Девчонки продвигались вглубь тёмного зала, когда зайчиком в глаза отразилась лопасть самолёта, что застрял, впившись носом в крышу колхоза. Подбитый И-16, старичок авиастроения, сталинский ишак, если иначе. Разворотил весь коридор, оборвав провода, разбив витрины и постаменты, свалив кубарем всю мебель. Ему-то точно было без разницы на всяческие догматы.

— А это самолёт там? — спросила Тоня.

— Ага, винт торчит… Не, мы туда не пойдём.

— Так другие коридоры вообще полностью завалены.

— И пусть, а этот ещё упадёт как на зло, так мы тут и останемся. Сапоги того не стоят.

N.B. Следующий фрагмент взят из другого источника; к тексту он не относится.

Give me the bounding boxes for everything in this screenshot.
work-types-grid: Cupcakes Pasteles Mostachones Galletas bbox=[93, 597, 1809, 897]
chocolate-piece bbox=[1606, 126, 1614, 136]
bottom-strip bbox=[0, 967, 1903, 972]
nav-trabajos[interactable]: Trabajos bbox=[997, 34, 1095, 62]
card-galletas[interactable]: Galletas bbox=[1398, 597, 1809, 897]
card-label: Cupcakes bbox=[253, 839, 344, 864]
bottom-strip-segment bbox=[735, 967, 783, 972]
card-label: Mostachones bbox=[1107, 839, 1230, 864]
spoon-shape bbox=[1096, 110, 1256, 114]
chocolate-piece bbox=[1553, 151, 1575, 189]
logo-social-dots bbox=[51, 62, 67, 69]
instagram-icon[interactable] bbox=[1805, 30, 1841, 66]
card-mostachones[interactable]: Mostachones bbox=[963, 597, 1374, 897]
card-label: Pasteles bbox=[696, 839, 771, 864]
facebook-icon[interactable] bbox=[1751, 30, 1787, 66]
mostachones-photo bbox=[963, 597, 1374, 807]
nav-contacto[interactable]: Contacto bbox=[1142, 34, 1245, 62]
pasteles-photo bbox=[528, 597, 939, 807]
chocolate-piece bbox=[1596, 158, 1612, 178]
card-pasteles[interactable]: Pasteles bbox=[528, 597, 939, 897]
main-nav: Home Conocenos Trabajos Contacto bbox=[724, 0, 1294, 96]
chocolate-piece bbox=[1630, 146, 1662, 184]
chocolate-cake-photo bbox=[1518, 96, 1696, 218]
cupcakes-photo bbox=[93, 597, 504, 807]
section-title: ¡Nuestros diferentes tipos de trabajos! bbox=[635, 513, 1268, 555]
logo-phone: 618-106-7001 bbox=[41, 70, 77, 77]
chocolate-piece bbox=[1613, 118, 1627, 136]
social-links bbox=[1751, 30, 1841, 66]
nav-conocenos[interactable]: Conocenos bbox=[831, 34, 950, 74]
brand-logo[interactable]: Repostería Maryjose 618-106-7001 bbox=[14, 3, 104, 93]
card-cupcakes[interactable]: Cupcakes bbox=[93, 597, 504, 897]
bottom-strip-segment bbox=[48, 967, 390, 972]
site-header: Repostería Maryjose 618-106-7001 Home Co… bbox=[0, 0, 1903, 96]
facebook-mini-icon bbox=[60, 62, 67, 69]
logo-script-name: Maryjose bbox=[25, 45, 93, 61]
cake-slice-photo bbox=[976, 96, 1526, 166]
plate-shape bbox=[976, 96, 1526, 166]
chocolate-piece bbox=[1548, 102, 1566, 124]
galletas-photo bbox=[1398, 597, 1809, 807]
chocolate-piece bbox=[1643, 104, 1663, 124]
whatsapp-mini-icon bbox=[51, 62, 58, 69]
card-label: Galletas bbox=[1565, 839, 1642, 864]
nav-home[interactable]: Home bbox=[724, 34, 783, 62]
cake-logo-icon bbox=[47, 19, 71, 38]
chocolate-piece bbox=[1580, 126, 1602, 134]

— Угу. Ну ладно, а я школу видела. Пойдём туда!

В деревне была таковая. С библиотекой. Небольшая, наверное, на учеников двести, чего для такого захолустья было вполне достаточно. Она сильно выделялась на фоне простеньких деревянных домов наличием большого подвала со входом с торца, стойкой зелёной краской, двумя этажами с высокими потолками и широкой двускатной крышей. Здание почти не пострадало от времени благодаря добротной кирпичной кладке. Здесь девчонок не встречало обилие лозунгов и плакатов, помимо одного при входе — «Учиться, учиться и ещё раз учиться!»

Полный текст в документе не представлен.